Exploits targeting two previously unreported flaws in Flash Player prompted Adobe to release an emergency patch yesterday. One of the attacks is targeting aerospace and other manufacturing companies, and is being delivered via infected Microsoft Office documents. The other is being carried out over the Web targeting Firefox and Safari on Mac OS X.
Adobe recommends users immediately apply the security updates; the patches are for Adobe Flash Player 11.5.502 and earlier for Windows and Mac OS X; Flash 11.2.202.261 and earlier for Linux; Flash 11.1.115.36 and earlier for Android 4.x; and Flash 11.1.111.31 and earlier for Android 3.x and 2.x.
CVE-2013-0633 has been assigned to the Office-based attacks and covers a buffer overflow vulnerability that could lead to code execution. CVE-2013-0634 has been assigned to the Web-based attacks and addresses a memory-corruption vulnerability. Websites have been found hosting malicious .SWF files and the attacks target Firefox and Safari.
The targeted attacks are using spear phishing email messages to trick victims into opening Word file attachments that are carrying an embedded .SWF Flash Player file. Jamie Blasco, manager of AlienVault Labs said the email attachments purport to be either an IEEE Aerospace conference schedule guide, or a quick reference guide from ADP online payroll services.
The SWF files used in the exploit work only against certain versions of Flash and operating systems; they also reference a character in the video game Dishonored called Lady Boyle in the name of the action script embedded in the SWF file.
One sample, spotted by FireEye and AlienVault tries to connect to a command and control server that references IEEE and Boeing.

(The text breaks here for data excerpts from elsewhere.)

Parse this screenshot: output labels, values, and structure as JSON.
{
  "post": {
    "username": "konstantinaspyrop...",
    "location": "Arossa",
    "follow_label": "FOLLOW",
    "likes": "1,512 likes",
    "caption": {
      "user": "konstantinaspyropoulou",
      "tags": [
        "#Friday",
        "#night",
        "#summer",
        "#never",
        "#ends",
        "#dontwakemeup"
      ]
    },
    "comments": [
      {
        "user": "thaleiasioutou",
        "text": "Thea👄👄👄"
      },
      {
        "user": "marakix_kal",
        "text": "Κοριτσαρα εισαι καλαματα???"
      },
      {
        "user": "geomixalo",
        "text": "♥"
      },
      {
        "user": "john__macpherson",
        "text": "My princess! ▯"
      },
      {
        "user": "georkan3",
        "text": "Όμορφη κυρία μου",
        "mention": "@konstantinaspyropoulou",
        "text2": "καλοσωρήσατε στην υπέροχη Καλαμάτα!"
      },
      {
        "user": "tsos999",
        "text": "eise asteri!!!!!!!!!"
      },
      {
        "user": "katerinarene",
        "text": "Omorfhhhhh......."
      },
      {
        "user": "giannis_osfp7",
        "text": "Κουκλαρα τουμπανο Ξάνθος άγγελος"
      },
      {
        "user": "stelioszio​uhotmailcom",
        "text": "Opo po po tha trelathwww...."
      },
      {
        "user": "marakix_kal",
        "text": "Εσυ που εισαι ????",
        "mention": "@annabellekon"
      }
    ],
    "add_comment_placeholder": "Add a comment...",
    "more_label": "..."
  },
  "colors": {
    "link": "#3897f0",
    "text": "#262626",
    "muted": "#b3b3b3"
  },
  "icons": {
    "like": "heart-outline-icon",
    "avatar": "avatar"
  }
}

It is signed with a phony digital certificate from South Korean gaming company MGAME used in other targeted attacks to spread the PlugX remote access Trojan, among other malware. FireEye researchers Josh Gomez, Thoufique Haq, and Yichong Lin said the executable renames itself and tries to masquerade as a Google update.
“It is worth mentioning that the executable file isn’t obfuscated at all,” Blasco said. “That means most of the security products should be able to detect this threat using generic signatures.”
FireEye said the Word files are written in English, but the codepages are done in Windows Simplified Chinese. They also said multiple exe files are dropped as well as a 64-bit DLL payload, one of which is signed with the phony cert. The researchers added that, in addition to adding itself to startup to maintain persistence on machines it infects, the malware also checks for security software processes avp.exe, ctray.exe, tray.exe and 360tray.exe.
The web-based attacks, meanwhile, are primarily drive-by downloads where attackers lure victims to a website hosting the malicious Flash file. Adobe said the attacks are limited to Firefox or Safari, and can also be delivered via Word document attachments. Adobe also credited Lockheed Martin, MITRE and the Shadowserver Foundation for reporting the exploit.
Adobe also made a separate announcement that an upcoming version of Flash Player will be able to determine whether a file is being launched within an Office version prior to 2010 which does not include the sandbox protection present in Office 2010. Users will be prompted with a warning and must choose whether to execute the file.
Therefore, if an end-user opens a document containing malicious Flash content, the malicious content will not immediately execute and impact the end-user. This extra step requires attackers to integrate a new level of social engineering that was previously not required,” said Peleus Uhley, Platform Security Strategist, with Adobe’s ASSET team. “We’ve seen these types of user interface changes lead to shifts in attacker behavior in the past and are hopeful this new capability will be successful in better protecting Flash Player users from attackers leveraging this particular attack vector as well.”